Kali Chandra Singh And Anr. vs Rajkishore Bhuddro on 13 May, 1885

Calcutta High Court
Kali Chandra Singh And Anr. vs Rajkishore Bhuddro on 13 May, 1885
Equivalent citations: (1885) ILR 11 Cal 615
Author: Field
Bench: Field, Grant


Field, J.

1. The question in this case is whether a co-sharer is entitled to maintain a suit for enhancement of his share of the rent, which, according to his allegation, was separately collected by him. We will assume for the purposes of our decision in this case that the share of the rent was, in this particular case, separately collected. The Courts below have held that such a suit is not maintainable. It has been pressed upon us by the learned vakil that the decision of the Courts below is wrong upon the authorities. He first pressed upon us the decision of the Full Bench in the case of Chuni Singh v. Hera Mahto I.L.R. 7 Cal. 633. We think that the only observation necessary to make with reference to this case is that the very question we have now to decide was referred to a Full Bench; but was not decided, because, according to the opinion of the majority of the Court, this point did not arise in that case. Then the learned vakil relied upon the case of Bidhu Bhusun Basu v. Kamaraddi Mundul I.L.R. 9 Cal. 864 but in that case this point was not decided; the point decided was, whether the notice of enhancement was good. “The question we have to decide in second appeal is,” said Cunningham, J., “whether this notice was good. This question has, in our opinion, been decided in the affirmative by the observations of the Chief Justice in the Full Bench case of Chuni Singh v. Hera Mahto. We understand the meaning of the Chief Justice to be that a suit by a portion of the co-sharers for rent at an enhanced rate may be brought, provided the other co-sharers are joined in the suit either as plaintiff’s or defendants; and that, in such a case, notice may be duly given by that portion of the co-sharers by which the suit is instituted.”
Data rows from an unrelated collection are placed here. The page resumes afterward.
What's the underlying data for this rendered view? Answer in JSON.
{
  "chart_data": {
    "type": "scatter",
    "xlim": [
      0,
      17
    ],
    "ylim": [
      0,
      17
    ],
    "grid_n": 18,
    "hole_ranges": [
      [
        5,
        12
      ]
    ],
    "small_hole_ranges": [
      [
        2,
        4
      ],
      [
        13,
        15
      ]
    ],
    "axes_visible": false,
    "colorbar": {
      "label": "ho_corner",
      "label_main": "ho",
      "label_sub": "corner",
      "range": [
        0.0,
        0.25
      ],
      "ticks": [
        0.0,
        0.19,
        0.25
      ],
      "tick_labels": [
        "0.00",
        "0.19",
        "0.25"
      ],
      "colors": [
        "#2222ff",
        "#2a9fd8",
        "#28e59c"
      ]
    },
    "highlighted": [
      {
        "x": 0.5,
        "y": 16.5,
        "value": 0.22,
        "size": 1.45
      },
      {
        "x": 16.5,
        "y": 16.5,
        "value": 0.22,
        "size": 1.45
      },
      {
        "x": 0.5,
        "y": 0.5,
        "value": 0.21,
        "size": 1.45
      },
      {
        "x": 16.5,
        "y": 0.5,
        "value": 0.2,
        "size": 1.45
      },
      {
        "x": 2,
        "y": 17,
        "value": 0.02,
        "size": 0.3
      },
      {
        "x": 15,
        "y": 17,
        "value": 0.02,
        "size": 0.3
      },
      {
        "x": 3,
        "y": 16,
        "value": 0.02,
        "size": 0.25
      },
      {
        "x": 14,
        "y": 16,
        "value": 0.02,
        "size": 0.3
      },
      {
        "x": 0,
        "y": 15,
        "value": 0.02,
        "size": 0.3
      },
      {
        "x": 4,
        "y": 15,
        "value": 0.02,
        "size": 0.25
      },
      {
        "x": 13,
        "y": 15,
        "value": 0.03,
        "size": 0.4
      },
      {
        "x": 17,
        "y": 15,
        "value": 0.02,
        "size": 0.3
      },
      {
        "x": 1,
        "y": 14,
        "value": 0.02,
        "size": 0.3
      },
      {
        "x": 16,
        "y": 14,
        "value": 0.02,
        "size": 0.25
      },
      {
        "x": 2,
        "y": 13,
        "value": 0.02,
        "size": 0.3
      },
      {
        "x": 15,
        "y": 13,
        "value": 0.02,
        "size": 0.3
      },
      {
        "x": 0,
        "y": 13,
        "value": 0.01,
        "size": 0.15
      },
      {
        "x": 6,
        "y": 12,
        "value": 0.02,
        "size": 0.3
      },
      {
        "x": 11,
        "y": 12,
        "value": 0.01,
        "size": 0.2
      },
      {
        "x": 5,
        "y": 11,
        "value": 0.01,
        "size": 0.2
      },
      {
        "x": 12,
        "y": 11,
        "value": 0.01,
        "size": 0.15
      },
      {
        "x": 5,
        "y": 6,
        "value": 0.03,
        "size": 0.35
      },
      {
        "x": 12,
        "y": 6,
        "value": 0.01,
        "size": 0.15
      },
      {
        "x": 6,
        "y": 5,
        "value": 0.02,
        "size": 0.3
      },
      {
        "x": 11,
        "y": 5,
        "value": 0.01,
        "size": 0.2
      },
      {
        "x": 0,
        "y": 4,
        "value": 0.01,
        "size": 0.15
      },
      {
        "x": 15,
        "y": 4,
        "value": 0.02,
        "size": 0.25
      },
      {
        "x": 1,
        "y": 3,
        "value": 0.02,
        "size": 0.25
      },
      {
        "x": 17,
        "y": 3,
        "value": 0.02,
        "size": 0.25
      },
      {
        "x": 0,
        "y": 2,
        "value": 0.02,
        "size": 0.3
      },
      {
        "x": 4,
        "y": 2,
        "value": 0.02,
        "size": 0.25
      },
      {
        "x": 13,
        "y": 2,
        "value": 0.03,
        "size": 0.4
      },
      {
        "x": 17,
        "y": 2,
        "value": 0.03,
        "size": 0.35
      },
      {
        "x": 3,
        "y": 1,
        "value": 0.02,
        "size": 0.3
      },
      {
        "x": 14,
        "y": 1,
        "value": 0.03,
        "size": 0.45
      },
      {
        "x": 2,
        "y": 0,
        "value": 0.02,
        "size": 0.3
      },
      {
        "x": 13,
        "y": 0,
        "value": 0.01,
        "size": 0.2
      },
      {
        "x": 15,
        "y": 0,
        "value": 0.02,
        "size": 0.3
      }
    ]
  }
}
2. On the other hand, there is more than one decision of this Court, in which it has been decided that such a suit cannot be maintained. In the Full Bench decision in the case of Guni Mahomed v. Moran I.L.R. 4 Cal. 96 the learned Chief Justice, after pointing out that a suit by one co-sharer for a kabuliat would not lie, proceeded as follows: “The right of one co-sharer to enhance the rent of his share separately must be governed by the same principle as his right to a kabuliat.”
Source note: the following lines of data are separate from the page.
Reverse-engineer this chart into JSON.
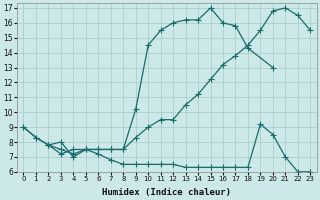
{
  "xlabel": "Humidex (Indice chaleur)",
  "bg_color": "#cce8e8",
  "grid_color": "#aacece",
  "line_color": "#1a6b6b",
  "xlim": [
    -0.5,
    23.5
  ],
  "ylim": [
    6,
    17.3
  ],
  "xticks": [
    0,
    1,
    2,
    3,
    4,
    5,
    6,
    7,
    8,
    9,
    10,
    11,
    12,
    13,
    14,
    15,
    16,
    17,
    18,
    19,
    20,
    21,
    22,
    23
  ],
  "yticks": [
    6,
    7,
    8,
    9,
    10,
    11,
    12,
    13,
    14,
    15,
    16,
    17
  ],
  "line_upper_x": [
    0,
    1,
    2,
    3,
    4,
    5,
    6,
    7,
    8,
    9,
    10,
    11,
    12,
    13,
    14,
    15,
    16,
    17,
    18,
    20
  ],
  "line_upper_y": [
    9.0,
    8.3,
    7.8,
    7.5,
    7.2,
    7.5,
    7.5,
    7.5,
    7.5,
    10.2,
    14.5,
    15.5,
    16.0,
    16.2,
    16.2,
    17.0,
    16.0,
    15.8,
    14.3,
    13.0
  ],
  "line_mid_x": [
    0,
    1,
    2,
    3,
    4,
    5,
    6,
    7,
    8,
    9,
    10,
    11,
    12,
    13,
    14,
    15,
    16,
    17,
    18,
    19,
    20,
    21,
    22,
    23
  ],
  "line_mid_y": [
    9.0,
    8.3,
    7.8,
    8.0,
    7.0,
    7.5,
    7.5,
    7.5,
    7.5,
    8.3,
    9.0,
    9.5,
    9.5,
    10.5,
    11.2,
    12.2,
    13.2,
    13.8,
    14.5,
    15.5,
    16.8,
    17.0,
    16.5,
    15.5
  ],
  "line_low_x": [
    2,
    3,
    4,
    5,
    6,
    7,
    8,
    9,
    10,
    11,
    12,
    13,
    14,
    15,
    16,
    17,
    18,
    19,
    20,
    21,
    22,
    23
  ],
  "line_low_y": [
    7.8,
    7.2,
    7.5,
    7.5,
    7.2,
    6.8,
    6.5,
    6.5,
    6.5,
    6.5,
    6.5,
    6.3,
    6.3,
    6.3,
    6.3,
    6.3,
    6.3,
    9.2,
    8.5,
    7.0,
    6.0,
    6.0
  ],
  "marker_size": 2.5,
  "linewidth": 0.9
}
3. Then in the case of Bharrut Chunder Roy v. Kally Das Dey I.L.R. 5 Cal. 574 it was held that one co-sharer, even if he made all the other co-sharers parties to the suit, cannot sue for separate rent. I may also refer to the case of Jogender Chunder Ghose v. Hurrish Chunder Chattopadhya 10 C.L.R. 331 in which, however, the other co-sharers were not made parties. I may observe that a similar view has been taken by the Bombay High Court in the case of Balaji Baikaji Pinge v. Gopal Bin Raghu Kuli I.L.R. 3 Bom. 23.

4. We, therefore, think that the point in question is concluded by authority, and unless we were prepared to dissent from the decisions of this Court, we would not be justified in referring the question to a Full Bench, as we have been asked to do. Speaking for myself, I am not prepared to dissent from the decisions to which I have referred. It is contended that if all the co-sharers are made parties to the suit, no injustice can be done to any of the parties, and the observations of the Chief Justice in the Full Bench decision in Chuni Singh v. Hera Mahto were pressed upon us. It may be observed that, although all the co-sharers have been made parties (defendants) in the present case, there is no allegation that they refused to join as co-plaintiffs. But can full justice be done, even if all the co-sharers are made parties to such a suit, i.e., a suit brought to enhance not the whole rent, but a fractional share of it? The Court could only decide upon a fractional enhancement; the other co-sharers are presumably not interested in that fraction; and so far as regards the other sharers and the shares belonging to them, upon the question of enhancement, the Court could not only not do full justice, but could absolutely do nothing. It would be competent to each of these sharers to bring afterwards against the tenant similar separate suits for the enhancement of each of these shares of rent. Such a multiplicity of suits would be harassing to the tenant in the highest degree. It has been held that a suit to set aside the sale of a putni taluk as regards a share only is not maintainable by a single shareholder; but that the suit must be by all the shareholders to set aside the sale as regards the entire taluk. A similar decision was given when five lessees of a Government estate brought separate suits to set aside the sale of that estate for arrears of Government revenue, and there are in the books numerous other cases to show that a suit of this kind, affecting only a fraction of the interest belonging to a number of persons, cannot be maintained unless two conditions are complied with, namely, first, that all the parties interested are before the Court; and, secondly, that the whole of the subject-matter can be affected by the decree so as to prevent multiplicity of suits.

5. We are, therefore, of opinion that the appeal must be dismissed with costs.